Freezing Climate: Challenges Afghan Children’s Survival

Immigration News

Mohammad Haroon Alim
Mohammad Haroon Alim
Mohammad Haroon Alim holds a BBA degree from Kardan University. He works as a sub-editor for Khaama Press.

In a press release on Thursday, Save The Children organization reported, that more than 300,000 Afghan children are facing challenging freezing climate conditions in Afghanistan adding that without proper clothing and heating, it could lead to illness and in the worst cases to death.

In regions where weather temperature can plummet as low as -27 degrees Celsius, the schools and classrooms are only the sources of warmth, it is a terrible blow because schools are off until March of 2021.

Chris Nyamandi, Save the Children’s Country Director in Afghanistan said, “The early snow in the northern parts of Afghanistan where we work has impacted children particularly badly.

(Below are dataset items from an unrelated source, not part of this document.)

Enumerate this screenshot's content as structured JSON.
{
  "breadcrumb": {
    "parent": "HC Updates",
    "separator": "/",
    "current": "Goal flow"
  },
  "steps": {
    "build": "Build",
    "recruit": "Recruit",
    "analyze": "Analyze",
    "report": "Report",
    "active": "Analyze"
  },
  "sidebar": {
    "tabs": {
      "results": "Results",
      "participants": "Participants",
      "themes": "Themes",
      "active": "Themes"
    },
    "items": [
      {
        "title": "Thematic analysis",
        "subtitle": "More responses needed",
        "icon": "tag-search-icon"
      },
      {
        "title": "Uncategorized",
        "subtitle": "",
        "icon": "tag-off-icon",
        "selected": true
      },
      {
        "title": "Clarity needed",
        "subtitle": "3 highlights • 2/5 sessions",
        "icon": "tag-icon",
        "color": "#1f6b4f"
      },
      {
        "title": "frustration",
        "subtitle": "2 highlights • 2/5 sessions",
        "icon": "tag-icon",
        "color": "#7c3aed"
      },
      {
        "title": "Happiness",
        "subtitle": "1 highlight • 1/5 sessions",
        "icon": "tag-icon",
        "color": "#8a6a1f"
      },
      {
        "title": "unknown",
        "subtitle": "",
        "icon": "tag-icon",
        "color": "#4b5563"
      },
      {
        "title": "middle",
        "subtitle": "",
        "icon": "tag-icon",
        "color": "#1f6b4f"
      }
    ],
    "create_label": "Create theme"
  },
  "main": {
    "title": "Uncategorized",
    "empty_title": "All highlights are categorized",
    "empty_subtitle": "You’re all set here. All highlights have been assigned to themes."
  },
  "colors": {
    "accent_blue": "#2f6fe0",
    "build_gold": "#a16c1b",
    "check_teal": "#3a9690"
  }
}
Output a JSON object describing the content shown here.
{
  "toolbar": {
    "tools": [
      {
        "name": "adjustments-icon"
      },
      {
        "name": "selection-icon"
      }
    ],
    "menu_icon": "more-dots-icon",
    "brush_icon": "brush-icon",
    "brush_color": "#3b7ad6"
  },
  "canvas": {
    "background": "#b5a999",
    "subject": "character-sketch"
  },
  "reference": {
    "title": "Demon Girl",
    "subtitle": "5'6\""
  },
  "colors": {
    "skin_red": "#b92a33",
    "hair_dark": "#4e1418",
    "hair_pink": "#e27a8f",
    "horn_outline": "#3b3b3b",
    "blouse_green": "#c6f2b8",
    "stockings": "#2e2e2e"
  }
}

The most vulnerable children are those whose schools have shut because of the worsening winter conditions. Their families don’t have the money to buy winter clothing. Instead, children are forced to huddle at home to escape the bitter cold.”

“It also means it is more difficult for us to reach these children to provide them with winter clothing. We must go from home to home to deliver thick coats and blankets.” Nyamandi added.

The ongoing conflict in the country forced many children into homelessness and forced them to shelter in camps, these children are at risk of hunger, diseases like covid-19, and even death from freezing temperatures.

 Nyamandi also said, “The situation is bleak for children forced to live in camps in places like Balkh province. It is already very cold in this northern province with overnight temperatures as low as minus ten. But it will get much colder before March” adding that “Here, and in camps in other parts of Afghanistan, plastic sheeting and the clothes they wear are often all that separates them from the freezing temperatures”.

“For thousands of children, the Afghan winter is a time of grim survival,” according to Nyamandi.

Earlier in August, WFP had announced that over 16 million afghans are threatened by lack of food, poverty, and requires humanitarian aid, 4 million of whom have lost their source of income were due to covid-19.

Save the children said in May, that almost 2 million children may die of malnourishment and extreme hunger annually and due to a shortage of doctors, children may less likely get lifesaving treatments.

Just recently the International Red Cross Committee reported that Afghanistan remains a dangerous place to be a civilian, mostly women and children were affected by the battles in the nation.